Cinq jours pour remonter les traces d’une enfance, cerner l’insaisissable phénomène. Ça commence par la terrasse du café Le Méditerranée, à Akwa, dans l’épicentre de la capitale économique camerounaise. Sur la devanture de l’établissement, une inscription en forme de clin d’œil à la destinée peu commune d’un footballeur exceptionnel: «Like a dream». Comme un rêve. Michel Kaham en dessine les contours, derrière un café.
Michel Kaham, ce n’est pas n’importe qui dans le milieu: latéral droit des Lions indomptables à la Coupe du monde 1982, puis sélectionneur adjoint lors de l’inoubliable épopée de 1990, achevée en quart de finale. Le cinquantenaire dirige, depuis son ouverture en 1995, la Kadji Sport Academy (KSA); là où Samuel Eto’o a vécu sa dernière année au pays, avant de partir à la conquête de l’eldorado européen, à 15 ans. «Il est le porte-étendard du football camerounais. Et vu la place que le football occupe dans nos cœurs…», tâche de mesurer son ancien formateur. «On est accrochés au ballon, c’est comme une drogue, on ne peut pas s’en passer. Et tant que Samuel est dans le côté qui gagne, c’est une icône. On a tellement envie qu’il marque pour notre bien…»

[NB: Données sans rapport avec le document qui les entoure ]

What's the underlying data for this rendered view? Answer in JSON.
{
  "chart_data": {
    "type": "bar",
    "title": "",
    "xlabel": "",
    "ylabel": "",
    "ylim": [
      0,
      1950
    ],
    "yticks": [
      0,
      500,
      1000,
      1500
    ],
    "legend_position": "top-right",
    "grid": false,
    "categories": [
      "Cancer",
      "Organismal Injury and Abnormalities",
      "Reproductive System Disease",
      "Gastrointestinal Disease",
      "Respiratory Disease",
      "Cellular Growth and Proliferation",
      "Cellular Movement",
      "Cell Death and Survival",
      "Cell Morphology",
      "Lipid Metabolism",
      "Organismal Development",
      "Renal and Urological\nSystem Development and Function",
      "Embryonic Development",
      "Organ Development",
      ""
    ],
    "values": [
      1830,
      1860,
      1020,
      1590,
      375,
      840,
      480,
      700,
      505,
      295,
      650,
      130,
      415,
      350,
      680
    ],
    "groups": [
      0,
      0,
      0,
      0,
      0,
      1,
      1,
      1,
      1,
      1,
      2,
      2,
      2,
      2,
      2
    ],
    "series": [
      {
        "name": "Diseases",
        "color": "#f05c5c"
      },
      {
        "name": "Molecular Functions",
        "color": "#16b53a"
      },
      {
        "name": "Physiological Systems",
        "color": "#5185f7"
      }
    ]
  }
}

Deux jours plus tard, le messie deviendra champion d’Italie avec l’Inter Milan, répandant ainsi la joie à la Citronelle Plus, un snack en vogue de Douala où le poulet braisé ne fait pas de vieux os. Dans la foulée, Samuel Eto’o conservera la Ligue des champions déjà remportée l’an passé – et en 2006 – avec Barcelone. En comptant la Coupe d’Espagne et celle d’Italie, ça donne deux triplés de suite, une première dans l’histoire du football mondial. Ajoutez les Jeux olympiques 2000, les Coupes d’Afrique des nations 2000 et 2002, ainsi qu’une multitude de distinctions personnelles: on obtient le palmarès d’un géant.

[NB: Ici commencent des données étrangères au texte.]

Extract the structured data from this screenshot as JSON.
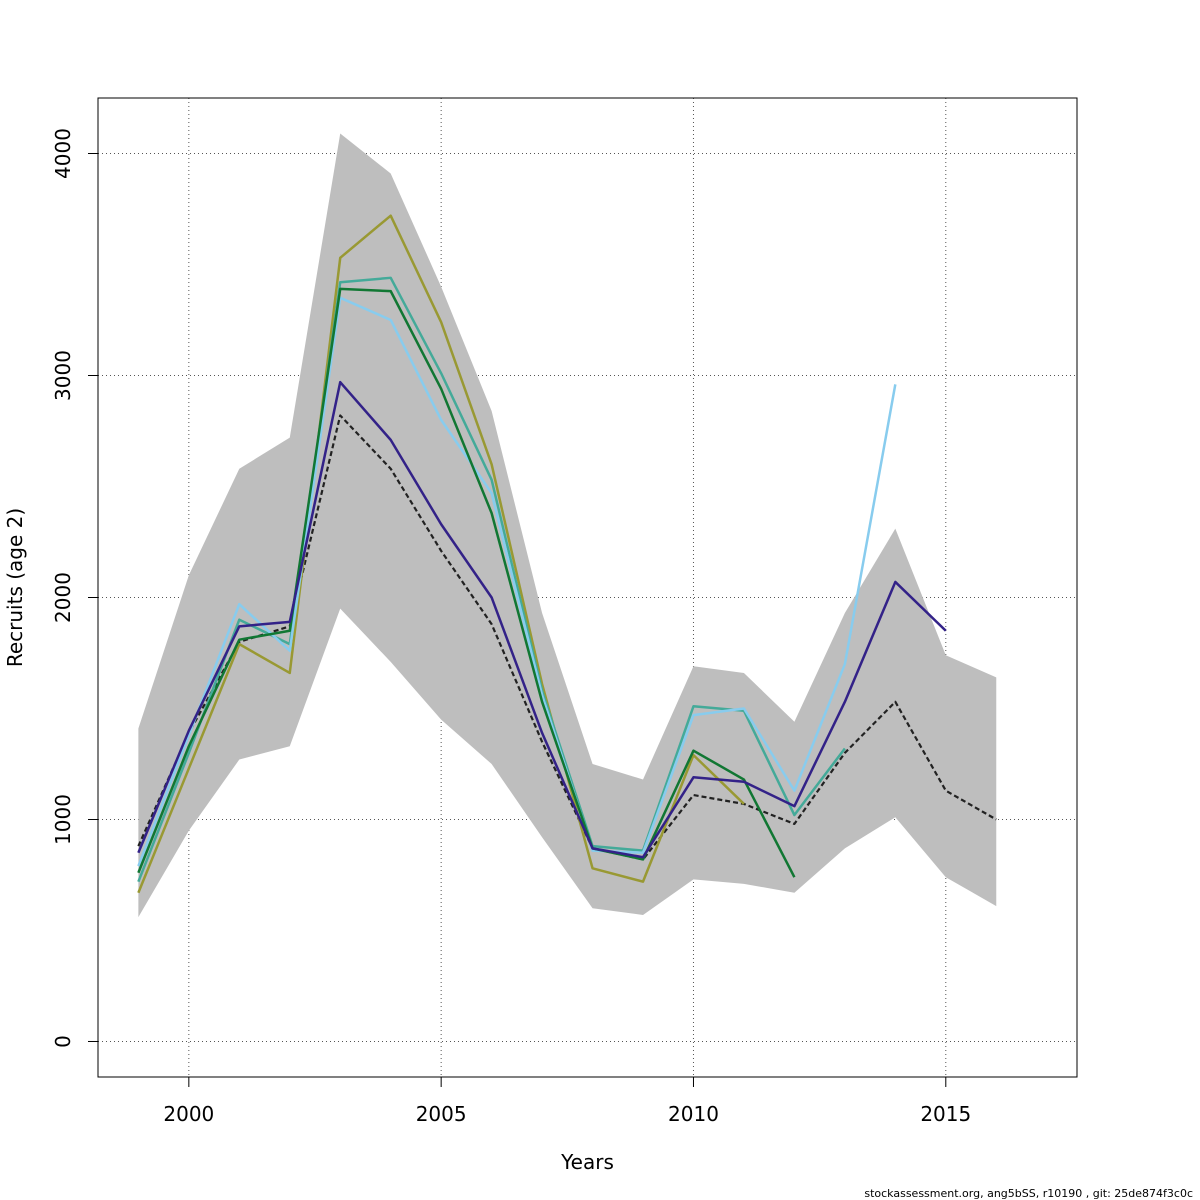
{
  "chart_data": {
    "type": "line",
    "xlabel": "Years",
    "ylabel": "Recruits (age 2)",
    "xlim": [
      1998.2,
      2017.6
    ],
    "ylim": [
      -160,
      4250
    ],
    "x_ticks": [
      2000,
      2005,
      2010,
      2015
    ],
    "y_ticks": [
      0,
      1000,
      2000,
      3000,
      4000
    ],
    "grid": true,
    "band": {
      "color": "#bebebe",
      "x": [
        1999,
        2000,
        2001,
        2002,
        2003,
        2004,
        2005,
        2006,
        2007,
        2008,
        2009,
        2010,
        2011,
        2012,
        2013,
        2014,
        2015,
        2016
      ],
      "upper": [
        1410,
        2100,
        2580,
        2720,
        4090,
        3910,
        3400,
        2840,
        1930,
        1250,
        1180,
        1690,
        1660,
        1440,
        1930,
        2310,
        1740,
        1640
      ],
      "lower": [
        560,
        950,
        1270,
        1330,
        1950,
        1710,
        1450,
        1250,
        920,
        600,
        570,
        730,
        710,
        670,
        870,
        1010,
        740,
        610
      ]
    },
    "series": [
      {
        "color": "#222222",
        "dashed": true,
        "x": [
          1999,
          2000,
          2001,
          2002,
          2003,
          2004,
          2005,
          2006,
          2007,
          2008,
          2009,
          2010,
          2011,
          2012,
          2013,
          2014,
          2015,
          2016
        ],
        "values": [
          880,
          1390,
          1800,
          1870,
          2820,
          2580,
          2210,
          1880,
          1350,
          870,
          820,
          1110,
          1070,
          980,
          1300,
          1530,
          1130,
          1000
        ]
      },
      {
        "color": "#999933",
        "x": [
          1999,
          2000,
          2001,
          2002,
          2003,
          2004,
          2005,
          2006,
          2007,
          2008,
          2009,
          2010,
          2011
        ],
        "values": [
          670,
          1230,
          1790,
          1660,
          3530,
          3720,
          3240,
          2600,
          1610,
          780,
          720,
          1290,
          1070
        ]
      },
      {
        "color": "#44aa99",
        "x": [
          1999,
          2000,
          2001,
          2002,
          2003,
          2004,
          2005,
          2006,
          2007,
          2008,
          2009,
          2010,
          2011,
          2012,
          2013
        ],
        "values": [
          720,
          1300,
          1900,
          1790,
          3420,
          3440,
          3010,
          2530,
          1580,
          880,
          860,
          1510,
          1490,
          1020,
          1320
        ]
      },
      {
        "color": "#88ccee",
        "x": [
          1999,
          2000,
          2001,
          2002,
          2003,
          2004,
          2005,
          2006,
          2007,
          2008,
          2009,
          2010,
          2011,
          2012,
          2013,
          2014
        ],
        "values": [
          790,
          1380,
          1970,
          1760,
          3350,
          3250,
          2800,
          2470,
          1560,
          860,
          850,
          1470,
          1500,
          1130,
          1700,
          2960
        ]
      },
      {
        "color": "#117733",
        "x": [
          1999,
          2000,
          2001,
          2002,
          2003,
          2004,
          2005,
          2006,
          2007,
          2008,
          2009,
          2010,
          2011,
          2012
        ],
        "values": [
          760,
          1330,
          1810,
          1850,
          3390,
          3380,
          2940,
          2380,
          1530,
          870,
          820,
          1310,
          1180,
          740
        ]
      },
      {
        "color": "#332288",
        "x": [
          1999,
          2000,
          2001,
          2002,
          2003,
          2004,
          2005,
          2006,
          2007,
          2008,
          2009,
          2010,
          2011,
          2012,
          2013,
          2014,
          2015
        ],
        "values": [
          850,
          1400,
          1870,
          1890,
          2970,
          2710,
          2330,
          2000,
          1390,
          870,
          830,
          1190,
          1170,
          1060,
          1530,
          2070,
          1850
        ]
      }
    ]
  },
  "footer_text": "stockassessment.org, ang5bSS, r10190 , git: 25de874f3c0c"
}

«Il était chétif à 13 ans, il ne payait pas de mine», se rappelle pourtant Michel Kaham lorsqu’on lui demande de retrouver sa première image du prodige. Comme tous les monuments, Samuel Eto’o a mis un peu de temps à se construire. Mais très vite, sa tête dépasse: «Normalement, à cet âge-là, les jeunes baissent le regard quand vous leur parlez», reprend le directeur de la KSA, centre tenu par un certain Gilbert Kadji, ancien fugace président du FC Sion. «Lui vous fixait tout droit dans les prunelles. Il dégageait une honnêteté absolue, une grande force intérieure. Il était déjà très sûr de lui, de son potentiel. D’ailleurs, le terrain lui donnait raison: c’était une machine à marquer. Il savait qu’il réussirait, c’est comme s’il l’avait décidé.»
Prendre son destin en main. Lors des matches interquartiers, le gamin marque les esprits balle au pied. «Aisance dans le jeu, capacité à dribbler, finition… Il avait déjà tout.» A commencer par un aplomb frappant. Diallo Siéwé, qui fut le tout premier des nombreux premiers découvreurs de la pépite Eto’o, en rit encore. Alerté un beau jour par l’un de ses jeunes, le coach file voir la merveille scintiller dans une rue de New Bell, le quartier le plus populeux de Douala – leur quartier. Conquis, il l’enjoint illico d’intégrer sa structure. La réponse du gosse reste à jamais gravée dans sa mémoire: «Il m’a regardé et m’a dit: «C’est vous le coach Diallo? Vous savez, je suis très fort, je ne sais pas si vous pourrez m’apprendre quelque chose!» J’étais un formateur respecté, jamais un gamin ne m’avait parlé comme ça…»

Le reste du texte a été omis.